Diversity Talk: Emphasizing the value of school course requirement

By Katie Vloet
U-M Law

A requirement that undergraduate students in the University of Michigan’s College of Literature, Science and the Arts take a course that addresses issues arising from racial or ethnic intolerance has deep historical roots, according to Angela D. Dillard, associate dean for undergraduate education, who spoke at a recent Law School Diversity Talk.

The requirement grew out of student-led protests by the Black Action Movement (BAM) III and United Coalition Against Racism (UCAR) in the late 1980s, said Dillard, also the Earl Lewis Collegiate Professor of Afroamerican and African Studies and in the Residential College.

Members of the two organizations blocked the Fleming Administration Building to protest a series of events on campus that they considered to be racist, to demand an increase in black enrollment and the number of black faculty members, and to insist on changes to the curriculum.

The protests led to LSA faculty in 1990 approving the addition of a race and ethnicity (R&E) requirement.

UCAR “applauded the sincerity of the faculty” but did not support the proposal, Dillard said, which they believed did not go far enough.

Dillard pointed out that protests on campuses this year, such as those at the University of Missouri, mirror some of what happened at the University of Michigan some 25 years ago.

“It’s not surprising that … the students at Missouri are calling for something that sounds an awful lot like a race and ethnicity degree requirement,” she said.

Dillard added that the requirement should be a point of pride for the University of Michigan.

“For the last decade on this campus, we’ve been a little embarrassed about this requirement,” Dillard said. “We should be all in, with both feet.”

Responding to a question about other types of diversity in the classroom, Dillard said intellectual and ideological diversity “are very important. We should all take it seriously. … But I think it is a separate concern from this … and we confuse the issues at our peril.”

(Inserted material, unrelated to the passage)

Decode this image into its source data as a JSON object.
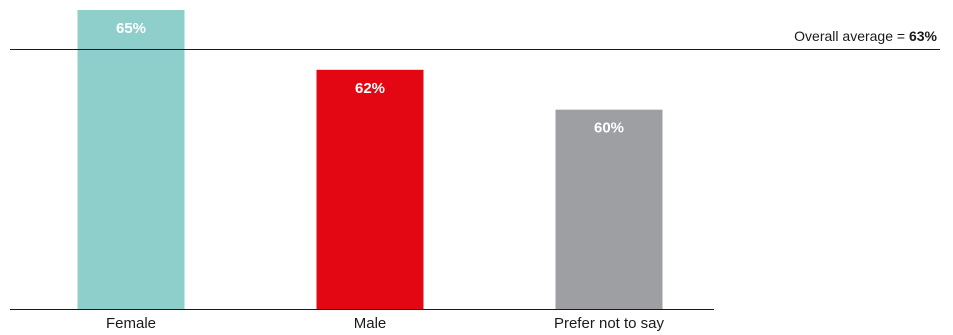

Dillard said she hopes that options for students to complete the degree requirement can be expanded in the future, perhaps to other colleges and schools within the university.

If she had a blank check, Dillard said “I’d think more expansively about this degree requirement” — in study abroad, in the Natural Sciences, in community-based learning courses and elsewhere in the curriculum.

The talk was the third in a series of diversity conversations at Michigan Law this semester.